Johnson moving closer to top form as Masters nears
Published 12:58 am Thursday, March 21, 2019
By Doug Ferguson
AP Golf Writer
PALM HARBOR, Fla. (AP) — Dustin Johnson is peaking. The Masters is nearing. And he was talking Wednesday about an injury from the stairs.
At least this time it was his brother.
“Those stairs, man,” Johnson said with a smile. “They’ll get you.”
Johnson has been trying for two years to get back to the best golf he ever played, when he won three straight tournaments against the strongest fields to reach No. 1 and become a heavy favorite at the Masters. And then he slipped down the stairs at his rental home in Augusta, Georgia, withdrew, and hasn’t returned to that level of golf.
He feels closer than ever as he plays the Valspar Championship for the first time in nine years.
Johnson won the World Golf Championship in Mexico by five shots, and he was in position to contend at The Players Championship until the putter deserted him and Johnson finished three shots behind.
“I feel like the swing is starting to feel a lot better. The shot patterns are starting to get more consistent,” Johnson said. “So now, it’s the closest I’ve been to that.”
He’ll have a caddie with one working arm.

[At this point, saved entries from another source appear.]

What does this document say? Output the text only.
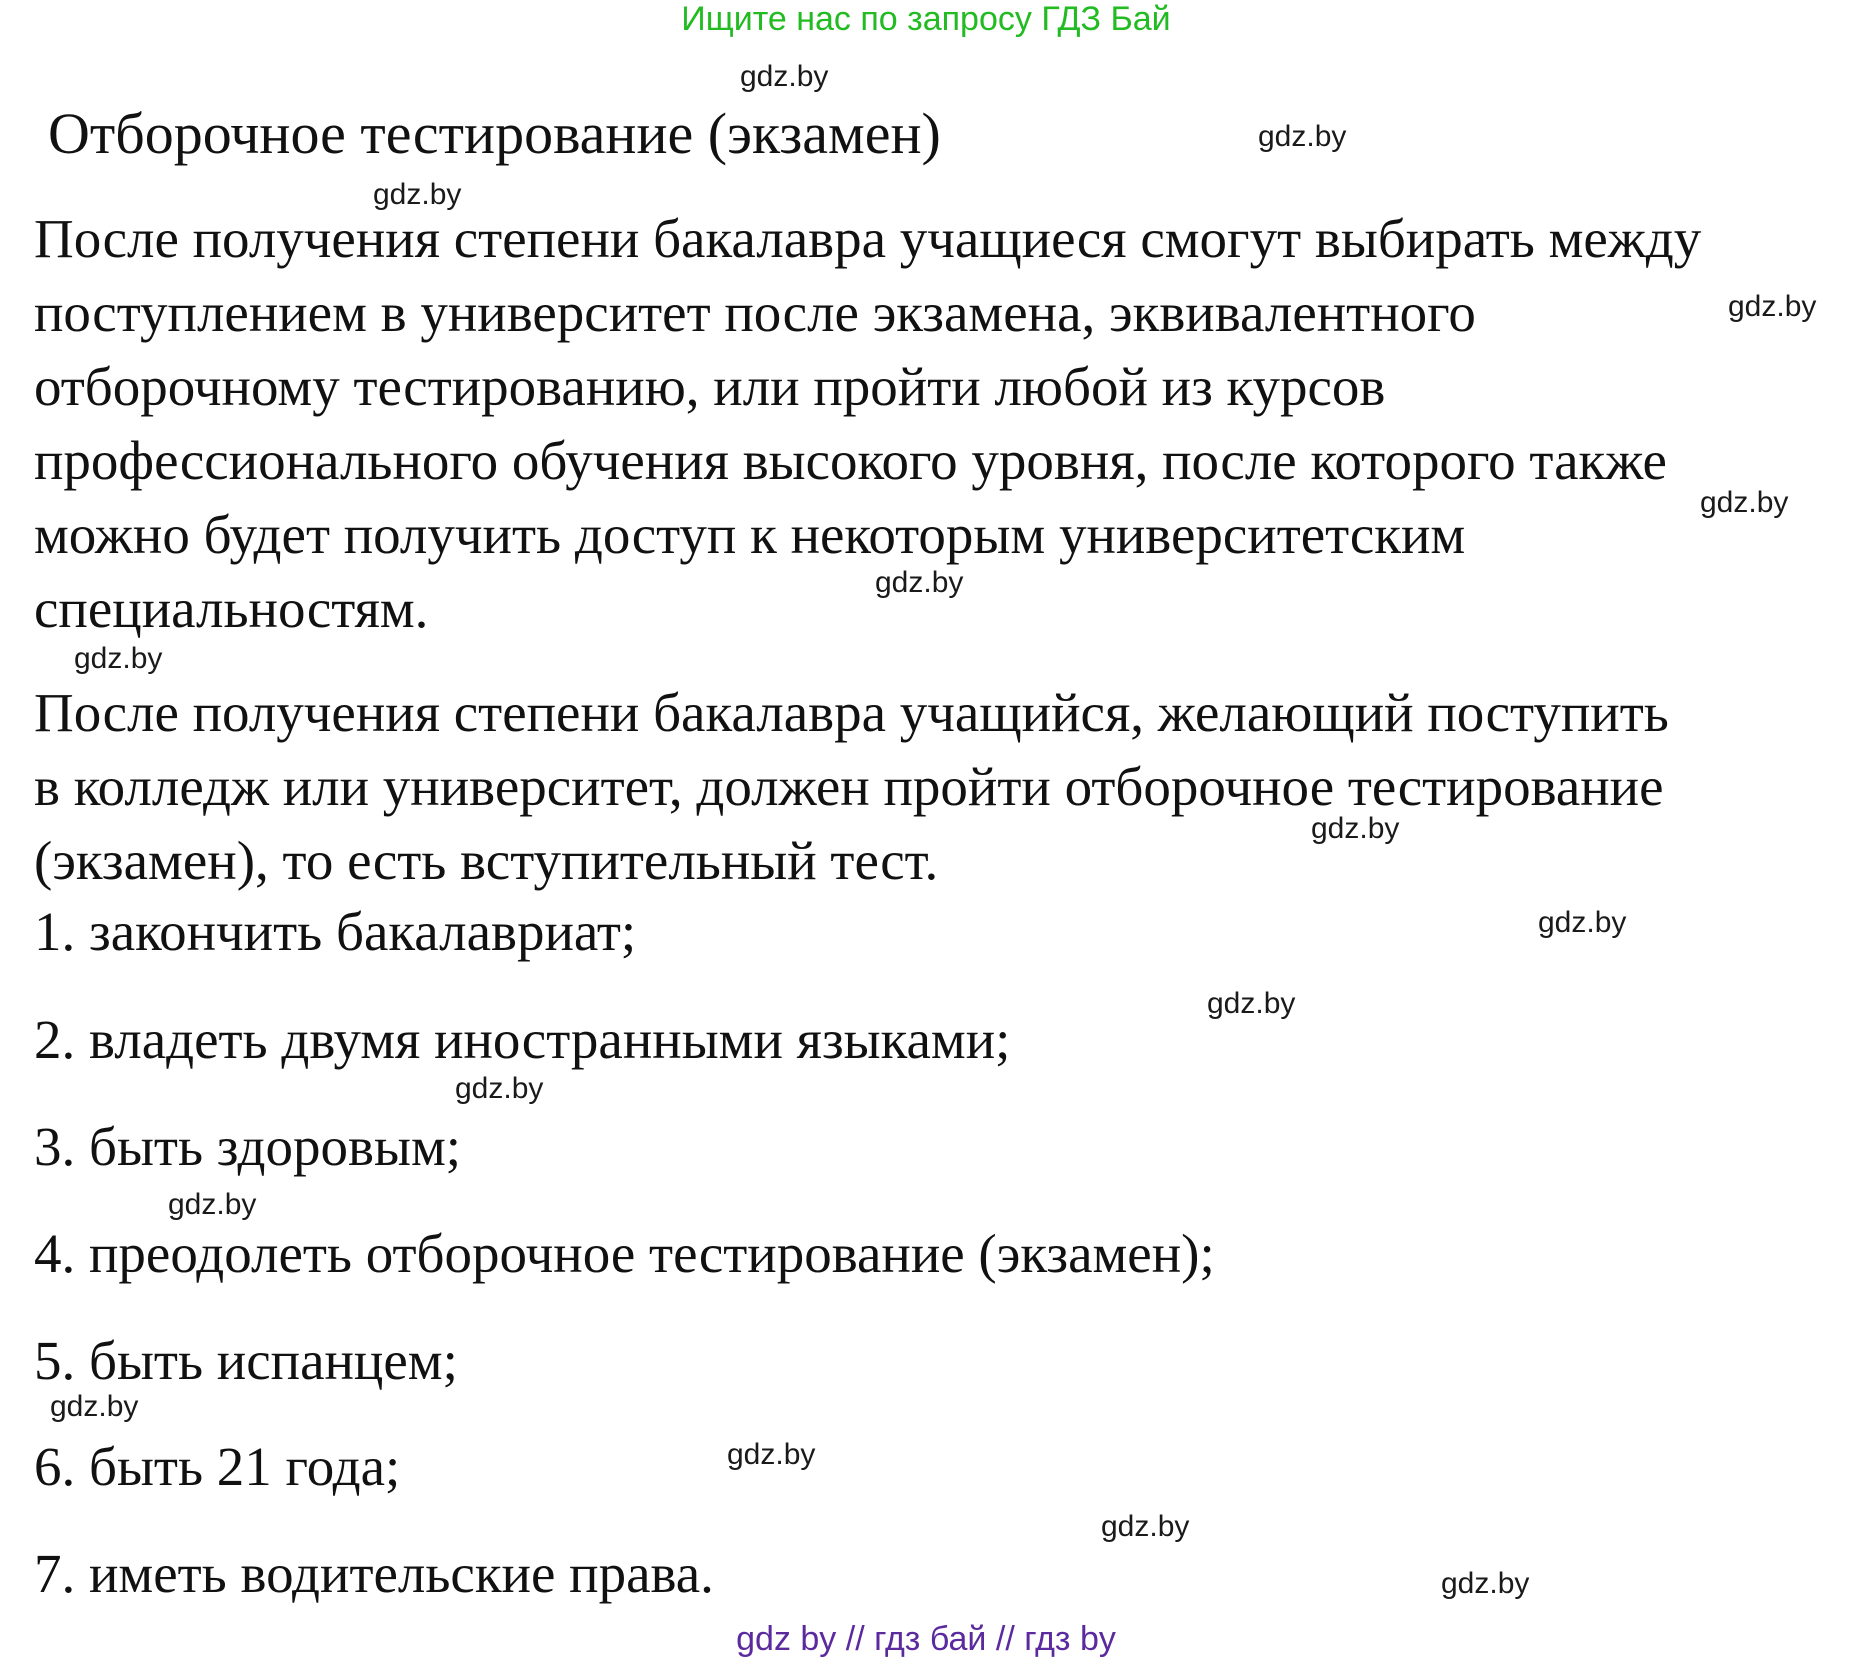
Ищите нас по запросу ГДЗ Бай
Отборочное тестирование (экзамен)
После получения степени бакалавра учащиеся смогут выбирать между
поступлением в университет после экзамена, эквивалентного
отборочному тестированию, или пройти любой из курсов
профессионального обучения высокого уровня, после которого также
можно будет получить доступ к некоторым университетским
специальностям.
После получения степени бакалавра учащийся, желающий поступить
в колледж или университет, должен пройти отборочное тестирование
(экзамен), то есть вступительный тест.
1. закончить бакалавриат;
2. владеть двумя иностранными языками;
3. быть здоровым;
4. преодолеть отборочное тестирование (экзамен);
5. быть испанцем;
6. быть 21 года;
7. иметь водительские права.
gdz.by
gdz.by
gdz.by
gdz.by
gdz.by
gdz.by
gdz.by
gdz.by
gdz.by
gdz.by
gdz.by
gdz.by
gdz.by
gdz.by
gdz.by
gdz.by
gdz by // гдз бай // гдз by
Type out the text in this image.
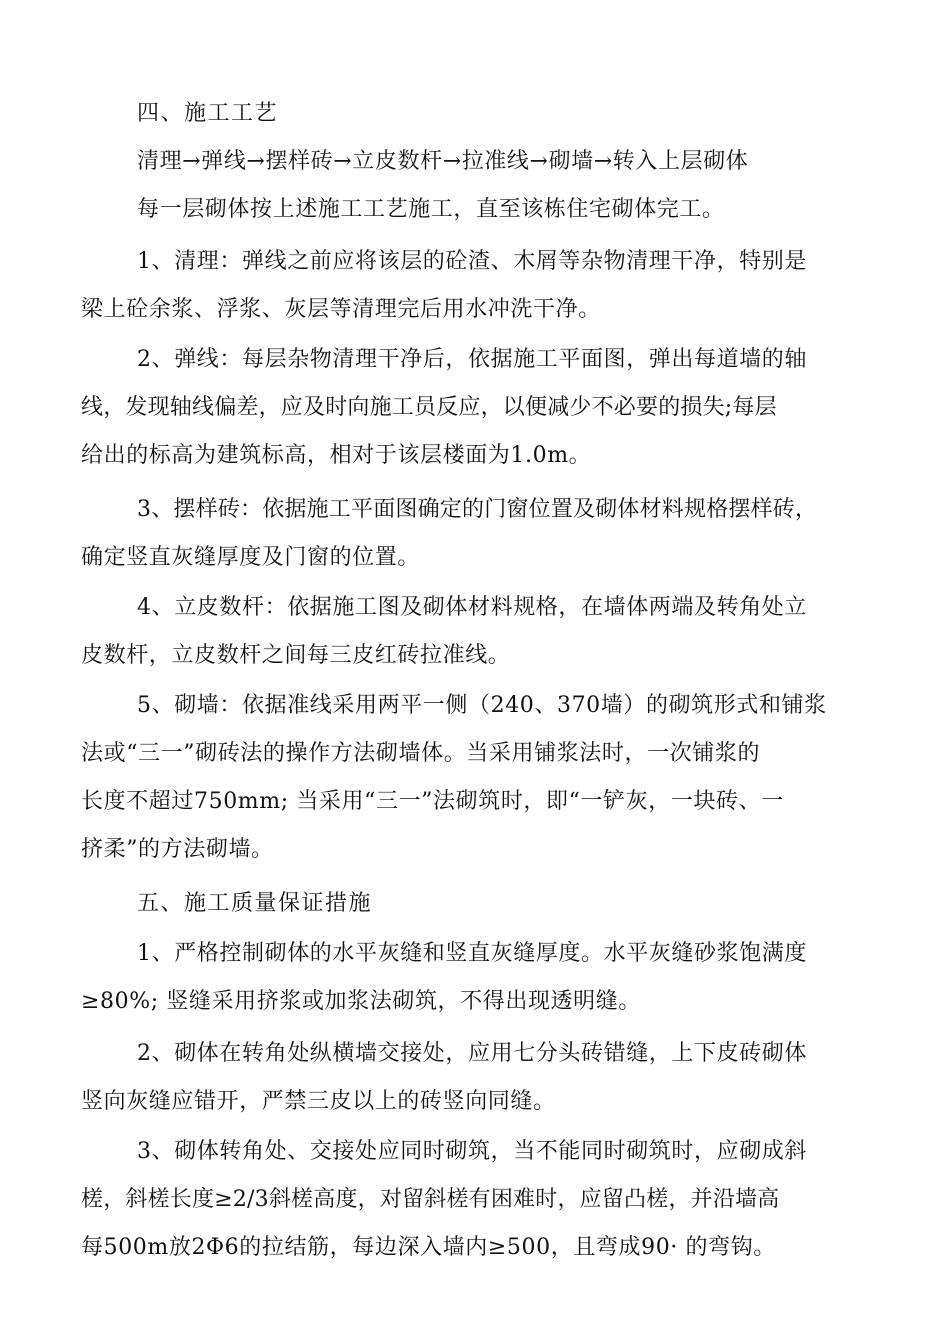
四、施工工艺
清理→弹线→摆样砖→立皮数杆→拉准线→砌墙→转入上层砌体
每一层砌体按上述施工工艺施工，直至该栋住宅砌体完工。
1、清理：弹线之前应将该层的砼渣、木屑等杂物清理干净，特别是
梁上砼余浆、浮浆、灰层等清理完后用水冲洗干净。
2、弹线：每层杂物清理干净后，依据施工平面图，弹出每道墙的轴
线，发现轴线偏差，应及时向施工员反应，以便减少不必要的损失;每层
给出的标高为建筑标高，相对于该层楼面为1.0m。
3、摆样砖：依据施工平面图确定的门窗位置及砌体材料规格摆样砖，
确定竖直灰缝厚度及门窗的位置。
4、立皮数杆：依据施工图及砌体材料规格，在墙体两端及转角处立
皮数杆，立皮数杆之间每三皮红砖拉准线。
5、砌墙：依据准线采用两平一侧（240、370墙）的砌筑形式和铺浆
法或“三一”砌砖法的操作方法砌墙体。当采用铺浆法时，一次铺浆的
长度不超过750mm; 当采用“三一”法砌筑时，即“一铲灰，一块砖、一
挤柔”的方法砌墙。
五、施工质量保证措施
1、严格控制砌体的水平灰缝和竖直灰缝厚度。水平灰缝砂浆饱满度
≥80%; 竖缝采用挤浆或加浆法砌筑，不得出现透明缝。
2、砌体在转角处纵横墙交接处，应用七分头砖错缝，上下皮砖砌体
竖向灰缝应错开，严禁三皮以上的砖竖向同缝。
3、砌体转角处、交接处应同时砌筑，当不能同时砌筑时，应砌成斜
槎，斜槎长度≥2/3斜槎高度，对留斜槎有困难时，应留凸槎，并沿墙高
每500m放2Φ6的拉结筋，每边深入墙内≥500，且弯成90· 的弯钩。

Austin Johnson returned home from The Players Championship carrying luggage up the stairs in wet rain pants when he tripped and braced the fall with his left arm. He’ll have a cast on his left arm for the week, which would be a bigger problem if he had to swing a club.
Stairs 2, Johnsons 0.
Johnson wasn’t planning to be at Innisbrook except for the PGA Tour’s policy of players competing in an event they have not played in four years. Johnson thought he was excused from that when he won his 20th career PGA Tour title in Mexico, until learning that night he still had to put in 15 years (he’s in his 12th season).
The Valspar Championship was an easy choice.
The Copperhead Course is a strong layout that doesn’t rely heavily on water hazards like most Florida courses. It has subtle elevation and tree-lined fairways, and the winning score has been no better than 10-under 274 in five of the last six years.
It’s why Jon Rahm is at Innisbrook for the first time.
“Every part of your game is going to be tested, and every part of the game needs to be on to be able to win,” Rahm said.
Johnson played this event in 2008 and 2010 and doesn’t remember much about it. That much was evident in the pro-am when he walked off the first green and said, “Where are the flags?”
Attached to the pins was not the answer he wanted. Johnson has no recollection of pin positions. He wasn’t sure some of the lines to take off the tees, and this was one time he would have preferred an 18-hole pro-am instead of going nine holes before another pro replaced him.
Having the No. 1 player in the field was still a boost for the tournament, which last year sold out when Tiger Woods played for the first time and finished one shot behind Paul Casey. With the compact schedule and The Players Championship moving from May to last week, Woods decided to sit out the week before Match Play.
Rahm didn’t need to play Innisbrook to fulfill the tour’s scheduling policy. Most of his decision was word-of-mouth and, like Johnson, he is rounding into form. Rahm, the 54-hole leader at The Players Championship, was still tied for the lead on the back nine until Rory McIlroy birdied two of the last tree and Rahm didn’t keep up.
Most of the attention was on Rahm’s debate with caddie Adam Hayes on the par-5 11th, when the caddie wanted him to lay up and Rahm wanted to go for the green with a hard draw out of the bunker. Rahm won the argument and hit into the water.
“Adam was just doing his job and voicing his opinion and then as usual, the player has the last say,” Rahm said. “It’s as simple as that. We always worked very openly like that. We always say what’s in our mind whether we like it or not, and that’s why it works so well. … Because of that we hardly ever have any complaints about each other.”
Rahm said it was their first disagreement in three years together, and he made it clear that “it will never be Adam’s fault” because Rahm is the one hitting the shot.
DIVOTS: Cleveland-based Sherwin-Williams, which owns Valspar, says it has extended its title sponsorship for the Valspar Championship through 2025. When the calendar changes in a few years and there is one less week available before the Masters, Valspar could be a tournament that moves to April. Tournament director Tracy West said: “March, April, any of those dates are great. We sell paint in the spring.”